The latest word on Heparin contamination
The April 22 New York Times reported that the FDA has made progress in tracing Heparing contamination--which has resulted in more than 80 deaths in the United States--to Chinese suppliers. Following this drama points out serious problems in our future relationship with Chinese authorities, as we continue to send manufacturing jobs overseas.
There have been ongoing discussions about the source of contamination in heparin marketed by the Baxter International firm headquartered in Wisconsin. Baxter is one of two major heparin suppliers, and disruption of its product supply created a shortage of this vital medication in the United States. While there is some controversy about the extent of the impact of contaminated heparin, the FDA says it accounted for 81 deaths in the United States between October of 2007 and March of 2008, and that it also can be traced to an outbreak of illness in Germany.

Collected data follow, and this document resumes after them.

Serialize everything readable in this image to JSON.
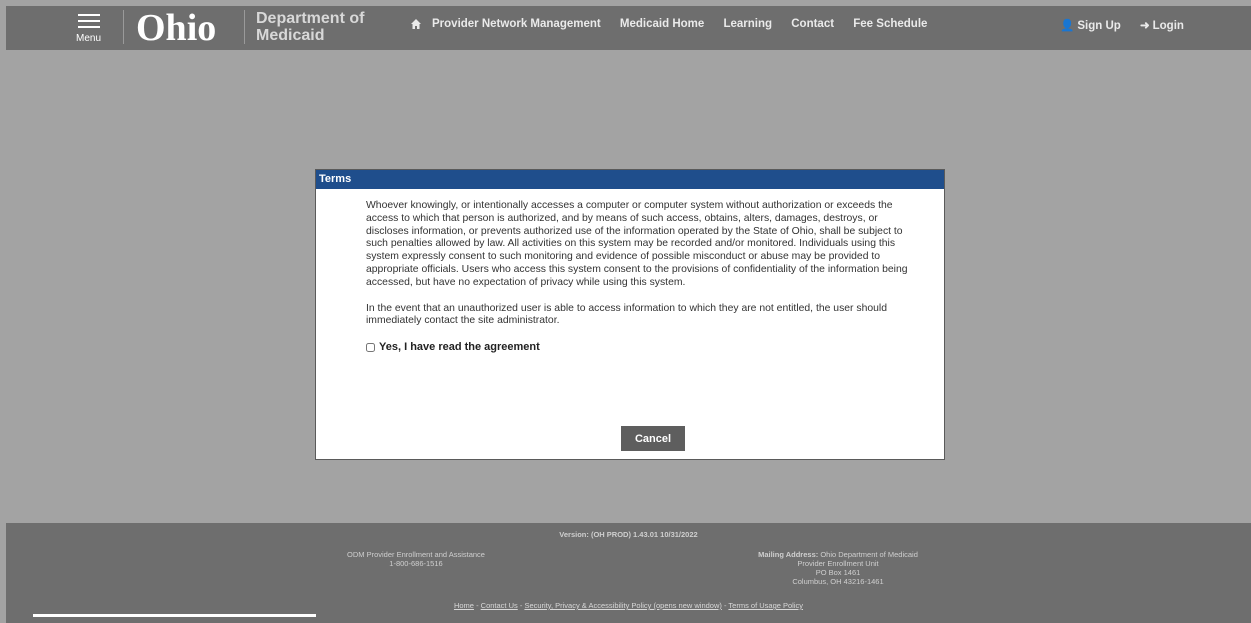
{
  "header": {
    "menu_label": "Menu",
    "logo_text": "Ohio",
    "dept_line1": "Department of",
    "dept_line2": "Medicaid",
    "nav": [
      "Provider Network Management",
      "Medicaid Home",
      "Learning",
      "Contact",
      "Fee Schedule"
    ],
    "signup": "Sign Up",
    "login": "Login"
  },
  "modal": {
    "title": "Terms",
    "para1": "Whoever knowingly, or intentionally accesses a computer or computer system without authorization or exceeds the access to which that person is authorized, and by means of such access, obtains, alters, damages, destroys, or discloses information, or prevents authorized use of the information operated by the State of Ohio, shall be subject to such penalties allowed by law. All activities on this system may be recorded and/or monitored. Individuals using this system expressly consent to such monitoring and evidence of possible misconduct or abuse may be provided to appropriate officials. Users who access this system consent to the provisions of confidentiality of the information being accessed, but have no expectation of privacy while using this system.",
    "para2": "In the event that an unauthorized user is able to access information to which they are not entitled, the user should immediately contact the site administrator.",
    "agree_label": "Yes, I have read the agreement",
    "cancel_label": "Cancel"
  },
  "footer": {
    "version": "Version: (OH PROD) 1.43.01 10/31/2022",
    "left_line1": "ODM Provider Enrollment and Assistance",
    "left_line2": "1-800-686-1516",
    "mailing_label": "Mailing Address:",
    "mailing_line1": "Ohio Department of Medicaid",
    "mailing_line2": "Provider Enrollment Unit",
    "mailing_line3": "PO Box 1461",
    "mailing_line4": "Columbus, OH 43216-1461",
    "links": [
      "Home",
      "Contact Us",
      "Security, Privacy & Accessibility Policy (opens new window)",
      "Terms of Usage Policy"
    ],
    "link_sep": " - "
  },
  "colors": {
    "topbar": "#6e6e6e",
    "backdrop": "#a3a3a3",
    "modal_header": "#1f4e8c",
    "cancel_button": "#5e5e5e"
  }
}
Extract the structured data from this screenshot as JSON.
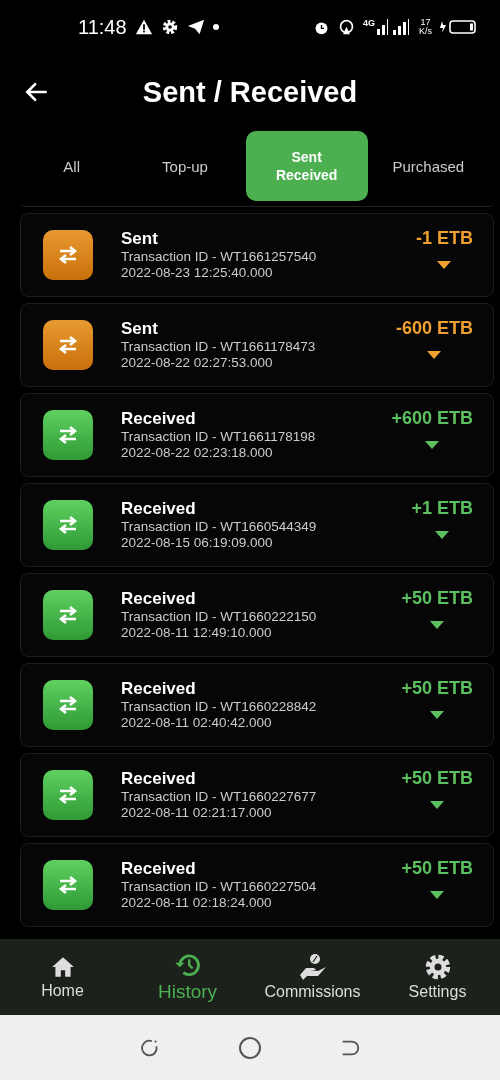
{
  "status_bar": {
    "time": "11:48",
    "network": "4G",
    "speed": "17",
    "speed_unit": "K/s"
  },
  "header": {
    "title": "Sent / Received"
  },
  "tabs": [
    {
      "label": "All",
      "selected": false
    },
    {
      "label": "Top-up",
      "selected": false
    },
    {
      "label": "Sent\nReceived",
      "selected": true
    },
    {
      "label": "Purchased",
      "selected": false
    }
  ],
  "transactions": [
    {
      "kind": "sent",
      "title": "Sent",
      "transaction_id": "Transaction ID - WT1661257540",
      "date": "2022-08-23 12:25:40.000",
      "amount": "-1 ETB"
    },
    {
      "kind": "sent",
      "title": "Sent",
      "transaction_id": "Transaction ID - WT1661178473",
      "date": "2022-08-22 02:27:53.000",
      "amount": "-600 ETB"
    },
    {
      "kind": "received",
      "title": "Received",
      "transaction_id": "Transaction ID - WT1661178198",
      "date": "2022-08-22 02:23:18.000",
      "amount": "+600 ETB"
    },
    {
      "kind": "received",
      "title": "Received",
      "transaction_id": "Transaction ID - WT1660544349",
      "date": "2022-08-15 06:19:09.000",
      "amount": "+1 ETB"
    },
    {
      "kind": "received",
      "title": "Received",
      "transaction_id": "Transaction ID - WT1660222150",
      "date": "2022-08-11 12:49:10.000",
      "amount": "+50 ETB"
    },
    {
      "kind": "received",
      "title": "Received",
      "transaction_id": "Transaction ID - WT1660228842",
      "date": "2022-08-11 02:40:42.000",
      "amount": "+50 ETB"
    },
    {
      "kind": "received",
      "title": "Received",
      "transaction_id": "Transaction ID - WT1660227677",
      "date": "2022-08-11 02:21:17.000",
      "amount": "+50 ETB"
    },
    {
      "kind": "received",
      "title": "Received",
      "transaction_id": "Transaction ID - WT1660227504",
      "date": "2022-08-11 02:18:24.000",
      "amount": "+50 ETB"
    }
  ],
  "bottom_nav": [
    {
      "kind": "home",
      "label": "Home",
      "selected": false
    },
    {
      "kind": "history",
      "label": "History",
      "selected": true
    },
    {
      "kind": "commissions",
      "label": "Commissions",
      "selected": false
    },
    {
      "kind": "settings",
      "label": "Settings",
      "selected": false
    }
  ]
}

The FDA says that it has traced the contamination to one particular Chinese supplier and as far back as early 2006. While the FDA can't document the matter to Chinese satisfaction, it alleges that a Chinese supplier accepted raw material from contaminated suppliers and used unclean tanks in the manufacturing process. Heparin is made from the mucous membranes of pig intestines and the animal slaughtering and rendering processes are a family/cottage industry in China, highly susceptible to complications. The alleged contaminant is "oversulfated chondroitin sulfate", a cheaper additive improperly substituted by some suppliers. The factory of the particular Chinese supplier identified by the FDA had never been inspected by the FDA prior to this controversy.
The Government Accountability Office estimates that the FDA would need 56 million dollars in additional funding next year in order to begin full inspections of foreign plants. The GAO says the FDA would need to spend 15 million dollars annually to subject Chinese plants to the same level of biannual scrutiny that is imposed on U.S. manufacturers. Needless to say, the Bush administration has no plan to add inspectors or to increase the FDA budget.
In our "race to the bottom" through international trade, we are making yet another unspoken compromise concession--trading adequate inspection for lower cost medicine. It certainly doesn't appear from the cost of prescriptions that those lower costs are being passed on to consumers, however. The lower prices appear to inure only to the benefit of Big Pharma, so the American consumer derives no benefit for its sacrifice in safety. And in the meantime, American producers who are subject to reasonable government scrutiny cannot compete with foreign suppliers who are not--meaning more jobs end up overseas, unregulated, underpaid and probably subject to unacceptable working conditions.
China has agreed to inspect lots of exported heparin, however, American authorities question whether the test to be utilized is sensitive enough to be effective. To make matters worse, at its present pace, according to the government sources quoted by the NYT, it will take the FDA 27 years to inspect every existing foreign medical device plant that exports to the U.S.; 13 years to inspect every existing drug plant. While the FDA has announced vague plans to inspect suppliers in three particular Chinese cities, Chinese authorities are displaying passive aggression toward American regulatory efforts and have not approved the FDA plan: the Chinese authorities are wondering aloud why they should approve American inspections if the Chinese government isn't inspecting American plants? There is an implicit waiver of sovereignty in our insistence upon American inspections of Chinese plants, and this "waiver" will become more and more of a problem for us, as our manufacturing capacity evaporates and we become more and more dependant upon Chinese products.